Commitments and dangers of digital security in the age of authoritarianism

Rodríguez and his collective received digital security training from Amate, another nationwide LGBTIQ+ organization advocated. Since May, Amate has trained 60 people on issues including digital rights, risk analysis, ransomware, phishing, outings, surveillance and revenge porn. It also includes implementation tools such as using VPNs and encrypted messaging platforms such as signals and protons.
“What the activists tell us [that] Very common is that people take their Facebook photos and pretend to be them on social networks to attack other collective or undermine personal aspects. So it was a very interesting experience. People don’t know how much we have in the digital world. “Fernando Paz, who teaches these courses, said.
Natalia Alberto
For Rodríguez, these tools are the way to face a country with government-backed one that has become increasingly violent to people representing diversity.
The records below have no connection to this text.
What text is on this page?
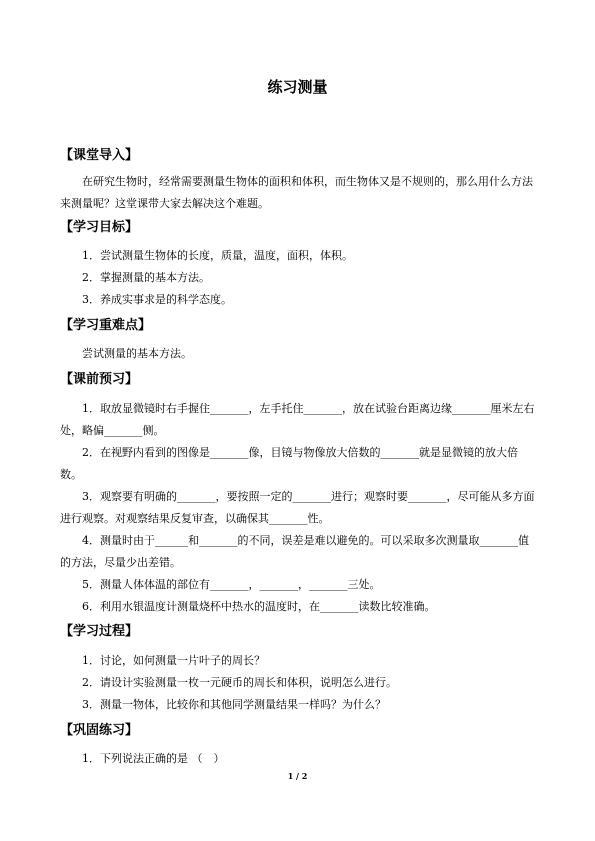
练习测量
【课堂导入】

在研究生物时，经常需要测量生物体的面积和体积，而生物体又是不规则的，那么用什么方法来测量呢？这堂课带大家去解决这个难题。

【学习目标】

1．尝试测量生物体的长度，质量，温度，面积，体积。

2．掌握测量的基本方法。

3．养成实事求是的科学态度。

【学习重难点】

尝试测量的基本方法。

【课前预习】

1．取放显微镜时右手握住_______，左手托住_______，放在试验台距离边缘_______厘米左右处，略偏_______侧。

2．在视野内看到的图像是_______像，目镜与物像放大倍数的_______就是显微镜的放大倍数。

3．观察要有明确的_______，要按照一定的_______进行；观察时要_______，尽可能从多方面进行观察。对观察结果反复审查，以确保其_______性。

4．测量时由于______和_______的不同，误差是难以避免的。可以采取多次测量取_______值的方法，尽量少出差错。

5．测量人体体温的部位有_______，_______，_______三处。

6．利用水银温度计测量烧杯中热水的温度时，在_______读数比较准确。

【学习过程】

1．讨论，如何测量一片叶子的周长？

2．请设计实验测量一枚一元硬币的周长和体积，说明怎么进行。

3．测量一物体，比较你和其他同学测量结果一样吗？为什么？

【巩固练习】

1．下列说法正确的是 （　）

1 / 2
“In college, we had experiences of hate speech in the classroom. The professor said they shared Buckley’s thoughts on gender ideology, which had to go away because it poisoned youth.”
One way the government uses to hide violence against the LGBTIQ+ community is the lack of accounting for hate crimes committed by El Salvador. In recent years, the country’s Attorney General’s Office (also known as the FGR) has used the categories of “murders due to social intolerance” and “murders due to family intolerance” to calculate that homicides cannot be attributed to so-called “general crimes” (primarily based on government narratives, crimes committed by gangs). These categories have not been clarified yet, they are not official, undefined, and are only used publicly in administrative reports. Between 2023 and 2024, FGR calculated 182 of them.
Natalia Alberto
Popular records
Faced with statistical obscureness, the organization has taken actions to record and archive hate crimes. The Passionate Social Services group is an anti-violence group that found that 154 LGBTIQ+ people had been detained during the emergency regime in El Salvador, which began in March 2022 and has been extended 39 times so far. Since then, Nicola Chávez and her team feel it is necessary to document violent cases against members of the LGBTIQ+ population.
“We have always been planning to open an observatory, but in the beginning, everyone knows that police violence and military harassment have a disproportionate impact on the LGBT community. Obviously, it hurts us and I don’t know who else can condemn it.”